DORIS KEARNS GOODWIN: My mother is proud of--

HAYNES JOHNSON: That’s right.

DORIS KEARNS GOODWIN: --Social Security.

HAYNES JOHNSON: Exactly. So Bill’s point is exactly right. If you’re trying to distinguish between them, this really didn’t draw the line that sharply I don’t think.

CHARLAYNE HUNTER-GAULT: How different is the Clinton--you mentioned Dole and the meanness business that came out of the ‘76 campaign, the Democrat wars--what about Clinton, how was he different tonight from say ‘92? Was he at all--

MICHAEL BESCHLOSS: Classic distinction between being on the offensive as he was in 1992, able to attack Bush and trying to defend his record this year. One of the arguments that John Kennedy made for instance in 1960 was he thought it was very easy for him to win particularly that first debate in Chicago because he always said it is much easier to attack an incumbent’s record, in this case the incumbent Vice President Richard Nixon. And I think you saw Bill Clinton probably doing very well both in ‘92 and in ‘96 in both of those different roles.

DORIS KEARNS GOODWIN: I think one difference is that in ‘92, when Clinton was asked about his patriotism because of his anti-war protests, he really responded very vigorously and talked to Bush about your father defended people’s patriotism against McCarthy. This time he didn’t rise to the bait about the drug use.

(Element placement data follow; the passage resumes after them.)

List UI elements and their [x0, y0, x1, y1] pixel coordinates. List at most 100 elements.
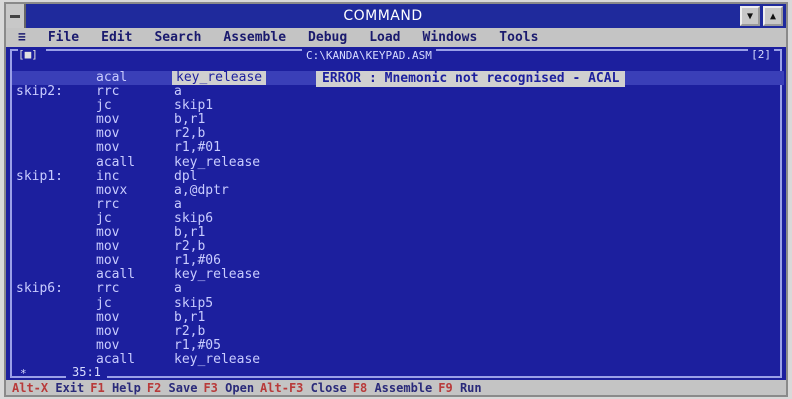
- system-menu-icon: [10, 14, 20, 18]
- editor-window-number: [2]: [748, 49, 774, 61]
- code-line[interactable]: mov r1,#01: [12, 141, 784, 155]
- code-op: movx: [96, 182, 128, 198]
- code-listing[interactable]: acal key_release skip2: rrc a jc skip1 mov b,r1 m…: [12, 71, 784, 367]
- code-arg: b,r1: [174, 309, 206, 325]
- code-line[interactable]: acall key_release: [12, 351, 784, 367]
- menu-debug[interactable]: Debug: [308, 30, 347, 45]
- code-op: acall: [96, 351, 136, 367]
- menu-file[interactable]: File: [48, 30, 79, 45]
- function-key-shortcut: F9: [438, 380, 453, 395]
- code-line[interactable]: movx a,@dptr: [12, 182, 784, 198]
- minimize-button[interactable]: ▼: [740, 6, 760, 26]
- menu-tools[interactable]: Tools: [499, 30, 538, 45]
- function-key-help[interactable]: F1 Help: [90, 381, 141, 395]
- code-arg: key_release: [172, 71, 267, 85]
- code-op: rrc: [96, 281, 120, 297]
- function-key-label: Assemble: [374, 380, 433, 395]
- function-key-label: Open: [225, 380, 255, 395]
- code-arg: skip6: [174, 210, 214, 226]
- code-op: mov: [96, 225, 120, 241]
- code-arg: r2,b: [174, 323, 206, 339]
- code-op: mov: [96, 309, 120, 325]
- function-key-label: Exit: [55, 380, 85, 395]
- menu-edit[interactable]: Edit: [101, 30, 132, 45]
- code-arg: r1,#01: [174, 140, 221, 156]
- function-key-run[interactable]: F9 Run: [438, 381, 481, 395]
- code-op: inc: [96, 168, 120, 184]
- function-key-shortcut: F3: [203, 380, 218, 395]
- function-key-shortcut: F8: [352, 380, 368, 395]
- code-line[interactable]: acall key_release: [12, 154, 784, 170]
- code-line[interactable]: mov r1,#06: [12, 254, 784, 268]
- code-op: acal: [96, 70, 128, 85]
- function-key-shortcut: F1: [90, 380, 105, 395]
- function-key-close[interactable]: Alt-F3 Close: [260, 381, 347, 395]
- code-op: mov: [96, 253, 120, 269]
- code-arg: r1,#06: [174, 253, 221, 269]
- code-line[interactable]: mov r2,b: [12, 127, 784, 141]
- editor-filename: C:\KANDA\KEYPAD.ASM: [302, 49, 436, 62]
- code-arg: skip1: [174, 98, 214, 114]
- code-line[interactable]: mov b,r1: [12, 226, 784, 240]
- code-line[interactable]: jc skip5: [12, 295, 784, 311]
- function-key-bar: Alt-X Exit F1 Help F2 Save F3 Open Alt-F3 Cl…: [6, 380, 786, 395]
- function-key-shortcut: F2: [146, 380, 162, 395]
- menu-assemble[interactable]: Assemble: [223, 30, 286, 45]
- editor-window: [■] C:\KANDA\KEYPAD.ASM [2] acal key_rele…: [10, 49, 784, 380]
- code-op: mov: [96, 337, 120, 353]
- function-key-save[interactable]: F2 Save: [147, 381, 198, 395]
- menu-system[interactable]: ≡: [18, 30, 26, 45]
- code-label: skip6:: [16, 281, 63, 297]
- code-line[interactable]: mov r1,#05: [12, 337, 784, 353]
- code-op: mov: [96, 126, 120, 142]
- function-key-open[interactable]: F3 Open: [203, 381, 254, 395]
- title-bar: COMMAND ▼ ▲: [6, 4, 786, 28]
- system-menu-button[interactable]: [6, 4, 26, 28]
- menu-load[interactable]: Load: [369, 30, 400, 45]
- code-op: mov: [96, 112, 120, 128]
- code-line[interactable]: skip6: rrc a: [12, 282, 784, 296]
- code-arg: key_release: [174, 351, 261, 367]
- code-arg: a: [174, 281, 182, 297]
- code-op: acall: [96, 154, 136, 170]
- code-line[interactable]: mov r2,b: [12, 240, 784, 254]
- code-op: jc: [96, 295, 112, 311]
- code-op: mov: [96, 140, 120, 156]
- maximize-button[interactable]: ▲: [763, 6, 783, 26]
- editor-frame-top: [■] C:\KANDA\KEYPAD.ASM [2]: [12, 49, 784, 63]
- code-line[interactable]: mov b,r1: [12, 113, 784, 127]
- code-arg: key_release: [174, 154, 261, 170]
- function-key-label: Save: [168, 380, 198, 395]
- function-key-exit[interactable]: Alt-X Exit: [12, 381, 84, 395]
- editor-close-button[interactable]: [■]: [18, 49, 46, 61]
- function-key-label: Run: [459, 380, 482, 395]
- code-line[interactable]: rrc a: [12, 196, 784, 212]
- code-arg: a: [174, 84, 182, 100]
- code-line[interactable]: jc skip6: [12, 210, 784, 226]
- error-message: ERROR : Mnemonic not recognised - ACAL: [316, 71, 626, 87]
- code-arg: key_release: [174, 267, 261, 283]
- code-line[interactable]: jc skip1: [12, 99, 784, 113]
- code-line[interactable]: skip2: rrc a: [12, 85, 784, 99]
- code-op: jc: [96, 98, 112, 114]
- code-line[interactable]: acall key_release: [12, 268, 784, 282]
- code-line[interactable]: mov r2,b: [12, 323, 784, 339]
- function-key-assemble[interactable]: F8 Assemble: [353, 381, 432, 395]
- code-line[interactable]: mov b,r1: [12, 309, 784, 325]
- code-line[interactable]: skip1: inc dpl: [12, 168, 784, 184]
- code-label: skip2:: [16, 84, 63, 100]
- code-arg: a: [174, 196, 182, 212]
- code-op: mov: [96, 323, 120, 339]
- function-key-shortcut: Alt-F3: [260, 380, 304, 395]
- menu-windows[interactable]: Windows: [423, 30, 478, 45]
- code-arg: b,r1: [174, 112, 206, 128]
- command-window: COMMAND ▼ ▲ ≡ File Edit Search Assemble …: [4, 2, 788, 397]
- code-arg: a,@dptr: [174, 182, 229, 198]
- editor-status-line: * 35:1: [12, 366, 784, 380]
- modified-icon: *: [20, 367, 27, 380]
- code-label: skip1:: [16, 168, 63, 184]
- window-title: COMMAND: [343, 8, 423, 24]
- code-arg: r2,b: [174, 126, 206, 142]
- menu-search[interactable]: Search: [154, 30, 201, 45]
- function-key-label: Help: [111, 380, 141, 395]
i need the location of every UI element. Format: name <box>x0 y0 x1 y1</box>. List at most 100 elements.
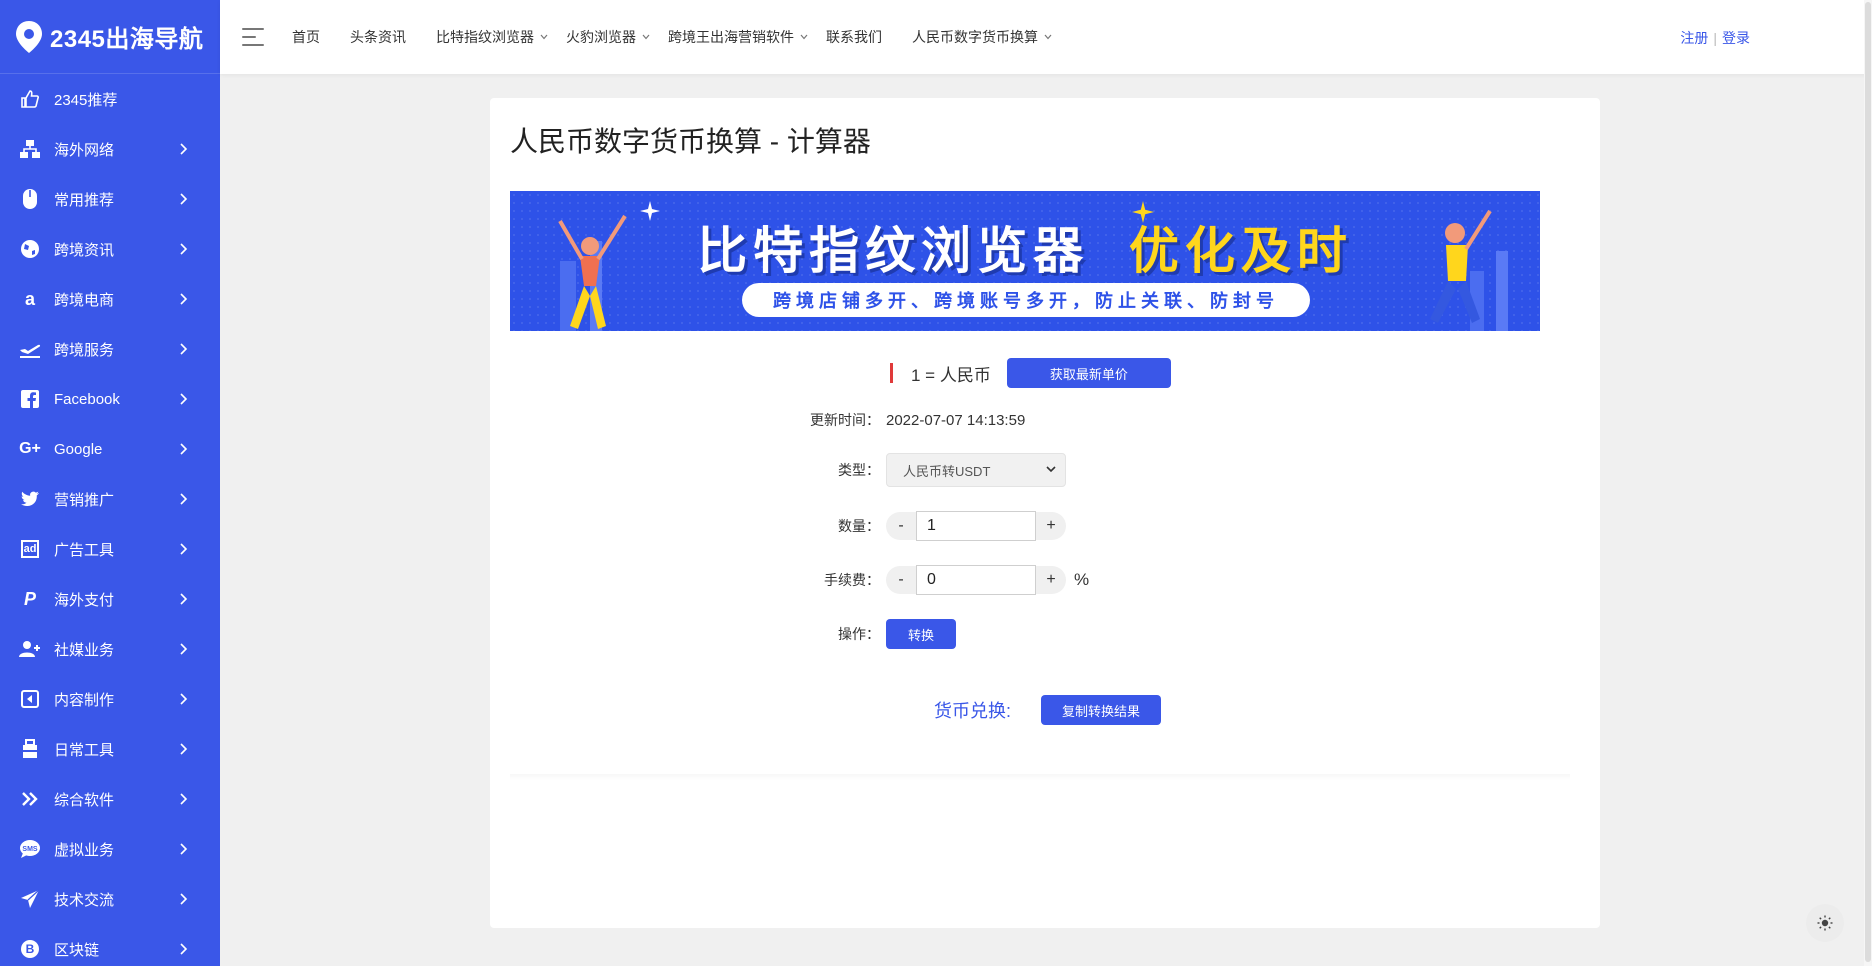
sidebar-nav: 2345推荐海外网络常用推荐 跨境资讯 a 跨境电商跨境服务 Facebook G+ Goo… <box>0 74 220 966</box>
paper-plane-icon <box>18 887 42 911</box>
chevron-down-icon <box>642 32 650 43</box>
menu-toggle-icon[interactable] <box>242 28 264 46</box>
theme-toggle-button[interactable] <box>1806 904 1844 942</box>
scrollbar[interactable] <box>1864 0 1872 966</box>
quantity-stepper: - + <box>886 511 1066 541</box>
chevron-right-icon <box>178 193 190 205</box>
sidebar-item-label: 营销推广 <box>54 491 115 509</box>
auth-separator: | <box>1713 30 1717 46</box>
update-time-row: 更新时间 2022-07-07 14:13:59 <box>730 410 1025 430</box>
main-card: 人民币数字货币换算 - 计算器 比特指纹浏览器 优化及时 跨境店铺多开、跨境账号… <box>490 98 1600 928</box>
top-nav-label: 比特指纹浏览器 <box>436 29 534 45</box>
chevron-right-icon <box>178 943 190 955</box>
fee-input[interactable] <box>916 565 1036 595</box>
quantity-input[interactable] <box>916 511 1036 541</box>
sidebar: 2345出海导航 2345推荐海外网络常用推荐 跨境资讯 a 跨境电商跨境服务 Face… <box>0 0 220 966</box>
sidebar-item-label: 跨境电商 <box>54 291 115 309</box>
sidebar-item[interactable]: 营销推广 <box>0 474 220 524</box>
sidebar-item[interactable]: 2345推荐 <box>0 74 220 124</box>
sidebar-item[interactable]: 海外网络 <box>0 124 220 174</box>
quantity-label: 数量 <box>730 516 880 536</box>
chevron-right-icon <box>178 743 190 755</box>
top-nav-label: 人民币数字货币换算 <box>912 29 1038 45</box>
brand-logo[interactable]: 2345出海导航 <box>0 0 220 74</box>
chevron-right-icon <box>178 493 190 505</box>
copy-result-button[interactable]: 复制转换结果 <box>1041 695 1162 725</box>
sidebar-item-label: 广告工具 <box>54 541 115 559</box>
rate-marker <box>890 363 893 383</box>
top-nav-link[interactable]: 跨境王出海营销软件 <box>668 27 808 47</box>
chevron-right-icon <box>178 843 190 855</box>
chevron-right-icon <box>178 543 190 555</box>
ad-icon: ad <box>18 537 42 561</box>
sidebar-item[interactable]: 跨境服务 <box>0 324 220 374</box>
login-link[interactable]: 登录 <box>1722 30 1750 46</box>
type-label: 类型 <box>730 460 880 480</box>
banner-person-right-illustration <box>1430 209 1508 331</box>
chevron-right-icon <box>178 293 190 305</box>
type-select[interactable]: 人民币转USDT <box>886 453 1066 487</box>
paypal-icon: P <box>23 588 36 609</box>
top-nav-link[interactable]: 首页 <box>292 27 320 47</box>
sidebar-item[interactable]: SMS 虚拟业务 <box>0 824 220 874</box>
quantity-decrement-button[interactable]: - <box>886 512 916 540</box>
sidebar-item[interactable]: 社媒业务 <box>0 624 220 674</box>
action-label: 操作 <box>730 624 880 644</box>
sidebar-item[interactable]: ad 广告工具 <box>0 524 220 574</box>
sidebar-item-label: 内容制作 <box>54 691 115 709</box>
top-nav-link[interactable]: 人民币数字货币换算 <box>912 27 1052 47</box>
rate-text: 1 = 人民币 <box>911 365 991 385</box>
page-title: 人民币数字货币换算 - 计算器 <box>510 126 871 157</box>
type-select-value: 人民币转USDT <box>903 463 991 479</box>
sun-icon <box>1817 915 1833 931</box>
get-latest-price-button[interactable]: 获取最新单价 <box>1006 358 1171 388</box>
sidebar-item[interactable]: 日常工具 <box>0 724 220 774</box>
sidebar-item[interactable]: 技术交流 <box>0 874 220 924</box>
sidebar-item-label: 区块链 <box>54 941 100 959</box>
banner-headline-highlight: 优化及时 <box>1128 223 1353 279</box>
update-time-value: 2022-07-07 14:13:59 <box>886 411 1026 429</box>
exchange-row: 货币兑换: 复制转换结果 <box>934 695 1162 725</box>
chevron-right-icon <box>178 393 190 405</box>
sidebar-item[interactable]: a 跨境电商 <box>0 274 220 324</box>
sidebar-item[interactable]: 常用推荐 <box>0 174 220 224</box>
type-row: 类型 人民币转USDT <box>730 453 1066 487</box>
chevron-right-icon <box>178 643 190 655</box>
rate-row: 1 = 人民币 获取最新单价 <box>890 358 1171 388</box>
fee-stepper: - + <box>886 565 1066 595</box>
chevron-right-icon <box>178 693 190 705</box>
fee-increment-button[interactable]: + <box>1036 566 1066 594</box>
update-time-label: 更新时间 <box>730 410 880 430</box>
sidebar-item[interactable]: P 海外支付 <box>0 574 220 624</box>
quantity-increment-button[interactable]: + <box>1036 512 1066 540</box>
convert-button[interactable]: 转换 <box>886 619 956 649</box>
twitter-icon <box>18 487 42 511</box>
user-plus-icon <box>18 637 42 661</box>
sidebar-item-label: 跨境服务 <box>54 341 115 359</box>
register-link[interactable]: 注册 <box>1680 30 1708 46</box>
sidebar-item[interactable]: Facebook <box>0 374 220 424</box>
exchange-label: 货币兑换: <box>934 701 1012 721</box>
sidebar-item-label: 虚拟业务 <box>54 841 115 859</box>
fee-decrement-button[interactable]: - <box>886 566 916 594</box>
top-nav-link[interactable]: 比特指纹浏览器 <box>436 27 548 47</box>
sidebar-item-label: 海外网络 <box>54 141 115 159</box>
amazon-icon: a <box>24 288 35 309</box>
top-nav-link[interactable]: 头条资讯 <box>350 27 406 47</box>
top-nav-link[interactable]: 联系我们 <box>826 27 882 47</box>
top-nav-link[interactable]: 火豹浏览器 <box>566 27 650 47</box>
facebook-icon <box>18 387 42 411</box>
top-nav-label: 头条资讯 <box>350 29 406 45</box>
svg-text:SMS: SMS <box>22 846 38 853</box>
scrollbar-thumb[interactable] <box>1865 2 1871 962</box>
sidebar-item[interactable]: 综合软件 <box>0 774 220 824</box>
chevron-down-icon <box>800 32 808 43</box>
sidebar-item[interactable]: B 区块链 <box>0 924 220 966</box>
quantity-row: 数量 - + <box>730 511 1066 541</box>
sidebar-item[interactable]: 跨境资讯 <box>0 224 220 274</box>
sidebar-item[interactable]: 内容制作 <box>0 674 220 724</box>
sidebar-item-label: 海外支付 <box>54 591 115 609</box>
sidebar-item[interactable]: G+ Google <box>0 424 220 474</box>
chevron-down-icon <box>1046 466 1056 473</box>
promo-banner[interactable]: 比特指纹浏览器 优化及时 跨境店铺多开、跨境账号多开，防止关联、防封号 <box>510 191 1540 331</box>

CHARLAYNE HUNTER-GAULT: Briefly, Haynes, how important was this, I mean, especially since history shows that debates have not changed people’s minds? Clinton went in with a very strong lead. What do you think?

HAYNES JOHNSON: I agree with what Doris--and we’ve all said, I think, in a way that it didn’t probably make the difference in the election at this point. There’s one more to come. You don’t want to prejudge these things, but I think Mark’s phrase about buckling the knees, the knock-out punch, if that’s what it took, and I do think it took something like that, this didn’t do that.

CHARLAYNE HUNTER-GAULT: All right. Thank you all.